Wenceslao García Puchades : L’éducation comme interruption de l’apprentissage par les vérités

Ce texte cherche à interpréter la théorie du sujet d’Alain Badiou à partir du champ de la philosophie de l’éducation, et plus précisément de la théorie pédagogique exposée par le philosophe Gert Biesta. À l’aide de sa pensée sur l’éducation, nous démontrons que l’éducation philosophique proposée par Badiou est une interruption de l’apprentissage par les vérités. À notre avis, le travail d’Alain Badiou nous offre un moyen de comprendre l’éducation comme un processus subjectif qui perturbe le caractère individuel, fonctionnel, médiatisé et planifié de l’apprentissage. Nous n’avons pas ici l’intention de participer à la discussion sur les propositions éducatives que l’on peut tirer de la théorie du sujet d’Alain Badiou, mais nous cherchons plutôt à établir un cadre conceptuel commun avec lequel débattre avec d’autres théories pédagogiques contemporaines. Le texte présente la manière dont Badiou propose une éducation philosophique comme un processus de subjectivation par les vérités. Pour cela, nous utiliserons sa bibliographie secondaire, car il y synthétise avec plus de clarté les thèses générales exposées dans ses principaux ouvrages et les rend plus accessibles à ceux qui ne sont pas des spécialistes de ses nombreux écrits. Nous exposons ensuite les thèses fondamentales sur lesquelles s’appuie la théorie de l’éducation de Gert Biesta. Enfin, en guise de conclusion, nous voyons dans quelle mesure la notion d’éducation comme processus de subjectivisation par les vérités s’ajuste et complète la théorie pédagogique de Biesta.

Ayşe Yuva : Publicité de l’instruction, pouvoir de l’opinion publique : les réflexions de Destutt de Tracy au tournant du XVIIIe et du XIXe siècle

Cet article examine les rapports entre la publicité de l’instruction et celle de l’opinion à partir des écrits de Destutt de Tracy (1754-1836), en mettant à jour la nature communicationnelle, chez lui, de la rationalité. Examinant d’abord en quoi l’instruction publique repose sur une communication adaptée de la vérité, l’article se penche dans un second temps sur les limites de cette instruction théorique et les ambiguïtés de Destutt de Tracy quant à la figure du législateur-pédagogue. Rejetant celle-ci, dans la dernière partie de son œuvre, il en vient à penser une éducation du pouvoir politique par l’opinion publique, sans cependant détacher celle-ci d’une norme de vérité. L’apprentissage ne concerne alors pas seulement les citoyens, mais la puissance publique. Toutefois, il semble que publicité et communication reposent, en dernière instance, sur un développement de la sphère des échanges et des besoins. Loin de consacrer l’autonomie d’un espace pédagogique ou politique, la publicité s’avère dépendante, chez Destutt de Tracy, à la fois de l’économique et du théorique.
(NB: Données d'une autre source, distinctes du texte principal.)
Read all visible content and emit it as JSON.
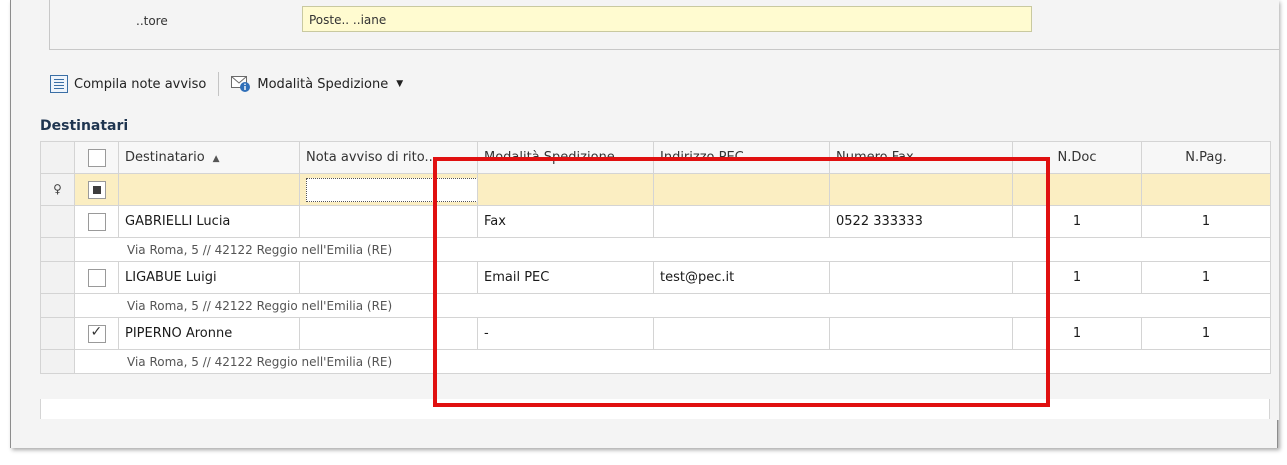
{
  "sender": {
    "label": "..tore",
    "value": "Poste.. ..iane"
  },
  "toolbar": {
    "compila_label": "Compila note avviso",
    "modalita_label": "Modalità Spedizione",
    "compila_icon": "notes-icon",
    "modalita_icon": "mail-info-icon"
  },
  "section_title": "Destinatari",
  "grid": {
    "columns": {
      "destinatario": "Destinatario",
      "nota": "Nota avviso di rito...",
      "modalita": "Modalità Spedizione",
      "pec": "Indirizzo PEC",
      "fax": "Numero Fax",
      "ndoc": "N.Doc",
      "npag": "N.Pag."
    },
    "rows": [
      {
        "checked": false,
        "destinatario": "GABRIELLI Lucia",
        "nota": "",
        "modalita": "Fax",
        "pec": "",
        "fax": "0522 333333",
        "ndoc": "1",
        "npag": "1",
        "address": "Via Roma, 5  // 42122 Reggio nell'Emilia (RE)"
      },
      {
        "checked": false,
        "destinatario": "LIGABUE Luigi",
        "nota": "",
        "modalita": "Email PEC",
        "pec": "test@pec.it",
        "fax": "",
        "ndoc": "1",
        "npag": "1",
        "address": "Via Roma, 5  // 42122 Reggio nell'Emilia (RE)"
      },
      {
        "checked": true,
        "destinatario": "PIPERNO Aronne",
        "nota": "",
        "modalita": "-",
        "pec": "",
        "fax": "",
        "ndoc": "1",
        "npag": "1",
        "address": "Via Roma, 5  // 42122 Reggio nell'Emilia (RE)"
      }
    ]
  },
  "colors": {
    "highlight": "#e01010",
    "filter_row": "#fbeec2",
    "sender_field": "#fffbd0"
  }
}
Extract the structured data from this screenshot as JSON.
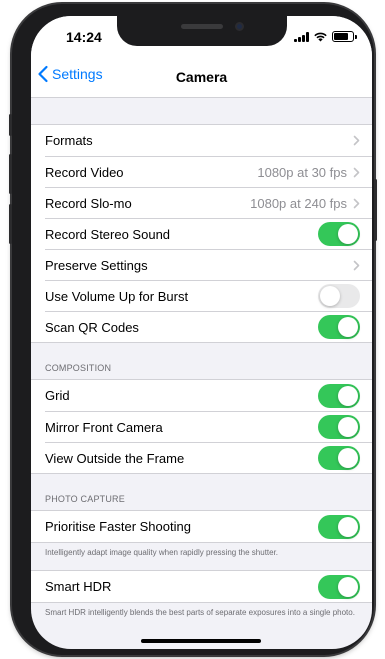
{
  "status": {
    "time": "14:24"
  },
  "nav": {
    "back_label": "Settings",
    "title": "Camera"
  },
  "group1": {
    "rows": [
      {
        "label": "Formats",
        "detail": "",
        "control": "chevron"
      },
      {
        "label": "Record Video",
        "detail": "1080p at 30 fps",
        "control": "chevron"
      },
      {
        "label": "Record Slo-mo",
        "detail": "1080p at 240 fps",
        "control": "chevron"
      },
      {
        "label": "Record Stereo Sound",
        "control": "toggle",
        "on": true
      },
      {
        "label": "Preserve Settings",
        "detail": "",
        "control": "chevron"
      },
      {
        "label": "Use Volume Up for Burst",
        "control": "toggle",
        "on": false
      },
      {
        "label": "Scan QR Codes",
        "control": "toggle",
        "on": true
      }
    ]
  },
  "composition": {
    "header": "COMPOSITION",
    "rows": [
      {
        "label": "Grid",
        "control": "toggle",
        "on": true
      },
      {
        "label": "Mirror Front Camera",
        "control": "toggle",
        "on": true
      },
      {
        "label": "View Outside the Frame",
        "control": "toggle",
        "on": true
      }
    ]
  },
  "photo_capture": {
    "header": "PHOTO CAPTURE",
    "rows": [
      {
        "label": "Prioritise Faster Shooting",
        "control": "toggle",
        "on": true
      }
    ],
    "footer": "Intelligently adapt image quality when rapidly pressing the shutter."
  },
  "smart_hdr": {
    "rows": [
      {
        "label": "Smart HDR",
        "control": "toggle",
        "on": true
      }
    ],
    "footer": "Smart HDR intelligently blends the best parts of separate exposures into a single photo."
  },
  "colors": {
    "accent": "#007aff",
    "toggle_on": "#34c759",
    "toggle_off": "#e9e9ea"
  },
  "icons": {
    "back": "chevron-left-icon",
    "chevron": "chevron-right-icon"
  }
}
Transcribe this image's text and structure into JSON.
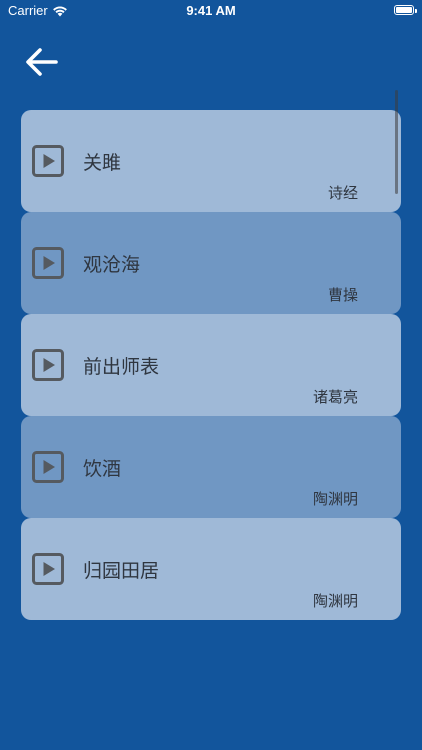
{
  "status_bar": {
    "carrier": "Carrier",
    "time": "9:41 AM",
    "battery_level": 1.0
  },
  "nav": {
    "back_icon": "arrow-left-icon"
  },
  "colors": {
    "background": "#12559c",
    "card_light": "#9fb9d7",
    "card_dark": "#7097c3",
    "text": "#2f3640"
  },
  "poems": [
    {
      "title": "关雎",
      "author": "诗经",
      "icon": "play-icon"
    },
    {
      "title": "观沧海",
      "author": "曹操",
      "icon": "play-icon"
    },
    {
      "title": "前出师表",
      "author": "诸葛亮",
      "icon": "play-icon"
    },
    {
      "title": "饮酒",
      "author": "陶渊明",
      "icon": "play-icon"
    },
    {
      "title": "归园田居",
      "author": "陶渊明",
      "icon": "play-icon"
    }
  ]
}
Rémy David : Réfléchir la sexualité dans une approche cinéphilosophique au lycée. L’exemple de Spartacus de Kubrick

Comment oser penser la sexualité avec et pour les élèves au lycée ? Cet objet interdit de l’enseignement constitue pourtant un enjeu majeur du devenir adulte, que l’on apprend toutefois si peu à réfléchir. Peut-on légitimement transgresser ce tabou pour contribuer à construire une éducation à la sexualité ? L’intime peut-il faire l’objet d’une réflexion commune qui le figure, le problématise et le conceptualise, afin de pouvoir s’émanciper et construire un rapport éthico-politique à cette dimension de l’expérience ? La démarche du cinéphilosopher permet d’autoriser une problématisation des affects liés notamment à la sexualité. Nous proposons l’étude d’une telle démarche au travers du film Spartacus de Kubrick. Si le film se centre sur des processus d’émancipation sociale, normative et intellectuelle, il questionne bon nombre d’ambivalences liées à la sexualité. Il interroge les liens de la sexualité au regard, à la domination, à certaines normes (l’homosexualité notamment). Un partage du sensible est ainsi rendu possible qui ouvre l’espace de réflexion collectif. S’autoriser à philosopher des expériences affectives aussi structurantes que la sexualité permet de tisser une forme de rationalité affective, qui fait tant défaut dans notre enseignement.